Irak’ta siyasi çıkmaz ile birlikte yabancı güçlerin müdahaleleri de gündeme gelmiştir. Irak yabancı güçlerin müdahalelerinden büyük kayıplar yaşamıştır. Suudi Arabistan Krallık rejiminin uzun yıllardan beri Irak’ın iç işlerine müdahale etmesi, tekfirci teröristleri desteklemesi, DAEŞ ile savaş konusunda Irak ordusu ve Halk direniş güçleri Haşdüşşabi’yi karalama kampanyaları bu müdahalenin açık örnekleridir. Suudi krallık rejiminin geçen sene Bağdat’ta 25 yıl aradan sonra elçiliğini yeniden açması, Riyad rejiminin Irak’ın iç işlerine müdahalesini yoğunlaştırmıştır. Suudi krallık rejiminin elçiliği Iraklı aşiretler, Sünni Guruplar, Kürt ve hatta Şii guruplarla temasını yoğunlaştırmıştır. Nitekim Irak kürdistanı bölge başkanı Mesut Barzani Aralık 2015de Arabistan’ı ziyaret edip, Kral Selman ile görüştü. Kral Selman Barzani’ye mali yardım sözü verip, Barzani yönetimini, Kürt-Şii ittifakından ayırıp, Kürt-Sünni ittifakına çekmeye çalıştı.
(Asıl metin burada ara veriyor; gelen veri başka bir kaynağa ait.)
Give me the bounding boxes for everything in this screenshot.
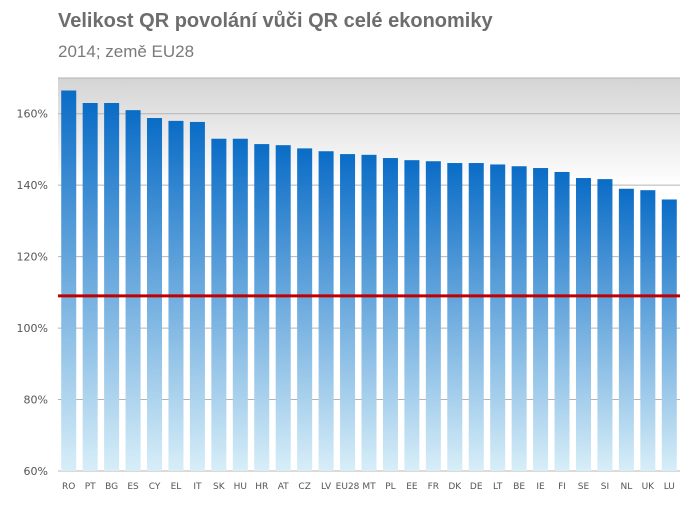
- bar-mt: [361, 154, 377, 471]
- x-tick-label: RO: [62, 482, 75, 492]
- bar-sk: [211, 138, 227, 471]
- x-tick-label: BE: [513, 482, 525, 492]
- chart-subtitle: 2014; země EU28: [58, 42, 195, 61]
- y-tick-label: 160%: [17, 108, 48, 121]
- bar-lv: [318, 151, 334, 471]
- x-tick-label: SE: [578, 482, 590, 492]
- x-tick-label: EU28: [336, 482, 360, 492]
- bars: [61, 90, 677, 472]
- bar-hr: [254, 144, 270, 471]
- bar-fr: [425, 161, 441, 471]
- bar-cz: [297, 148, 313, 471]
- x-tick-label: FR: [428, 482, 439, 492]
- x-tick-label: AT: [278, 482, 289, 492]
- x-tick-label: LV: [321, 482, 332, 492]
- bar-si: [597, 179, 613, 471]
- y-tick-label: 100%: [17, 322, 48, 335]
- y-axis: 60% 80% 100% 120% 140% 160%: [17, 108, 48, 478]
- y-tick-label: 120%: [17, 251, 48, 264]
- x-tick-label: IT: [193, 482, 202, 492]
- chart-title: Velikost QR povolání vůči QR celé ekonom…: [58, 10, 493, 32]
- x-tick-label: DE: [470, 482, 483, 492]
- x-tick-label: ES: [127, 482, 139, 492]
- bar-ro: [61, 90, 77, 471]
- x-tick-label: PL: [385, 482, 395, 492]
- x-tick-label: FI: [558, 482, 566, 492]
- x-tick-label: UK: [642, 482, 656, 492]
- bar-se: [575, 178, 591, 471]
- x-tick-label: PT: [85, 482, 96, 492]
- bar-uk: [640, 190, 656, 471]
- x-axis: RO PT BG ES CY EL IT SK HU HR AT CZ LV EU28 MT PL EE FR DK…: [62, 482, 675, 492]
- bar-pl: [382, 158, 398, 471]
- bar-bg: [104, 103, 120, 471]
- x-tick-label: SK: [213, 482, 226, 492]
- y-tick-label: 60%: [24, 465, 48, 478]
- bar-lu: [661, 199, 677, 472]
- x-tick-label: DK: [448, 482, 462, 492]
- x-tick-label: HU: [234, 482, 247, 492]
- bar-pt: [82, 103, 98, 471]
- bar-es: [125, 110, 141, 472]
- bar-dk: [447, 163, 463, 471]
- x-tick-label: IE: [536, 482, 545, 492]
- x-tick-label: EE: [406, 482, 418, 492]
- bar-nl: [618, 188, 634, 471]
- x-tick-label: EL: [171, 482, 182, 492]
- y-tick-label: 80%: [24, 394, 48, 407]
- bar-lt: [490, 164, 506, 471]
- bar-at: [275, 145, 291, 471]
- bar-hu: [232, 138, 248, 471]
- x-tick-label: HR: [255, 482, 268, 492]
- x-tick-label: CZ: [298, 482, 310, 492]
- x-tick-label: LT: [493, 482, 503, 492]
- bar-ee: [404, 160, 420, 471]
- bar-fi: [554, 171, 570, 472]
- bar-be: [511, 166, 527, 471]
- bar-eu28: [340, 154, 356, 471]
- y-tick-label: 140%: [17, 179, 48, 192]
- x-tick-label: CY: [149, 482, 161, 492]
- x-tick-label: SI: [601, 482, 609, 492]
- x-tick-label: BG: [105, 482, 118, 492]
- bar-ie: [533, 168, 549, 472]
- x-tick-label: NL: [621, 482, 633, 492]
- x-tick-label: MT: [362, 482, 376, 492]
- bar-de: [468, 163, 484, 471]
- x-tick-label: LU: [664, 482, 675, 492]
Suudi Krallık rejimiyle Türkiye hükümetinin de ittifak kurması, Irak’ta siyasi ve güvenlik sorunlarını arttırmıştır. Bu ittifakın amacı, Irak merkezi Bağdat hükümetini zayıflatmak amacıyla Kürt-Sünni ittifakını kurdurup geliştirmektir. Irak sorunu, Bölgesel paralel güç dengelerini kurmaktır. Türkiye ile Arabistan Irak konusunda biri birinden bağımsız ve doğrudan menfaatleri söz konusudur. Türkiye Irak’a daha çok ekonomik çıkarlar açısından bakıyor. Fakat bu çıkarlar şimdilik, bölgesel yeni güvenlik düzenlemeleri, İran İslam cumhuriyetiyle Türkiye ve Suudi Arabistan arasındaki bölgesel güç dengeleri ve rekabetlerin gölgesinde kalmaktadır.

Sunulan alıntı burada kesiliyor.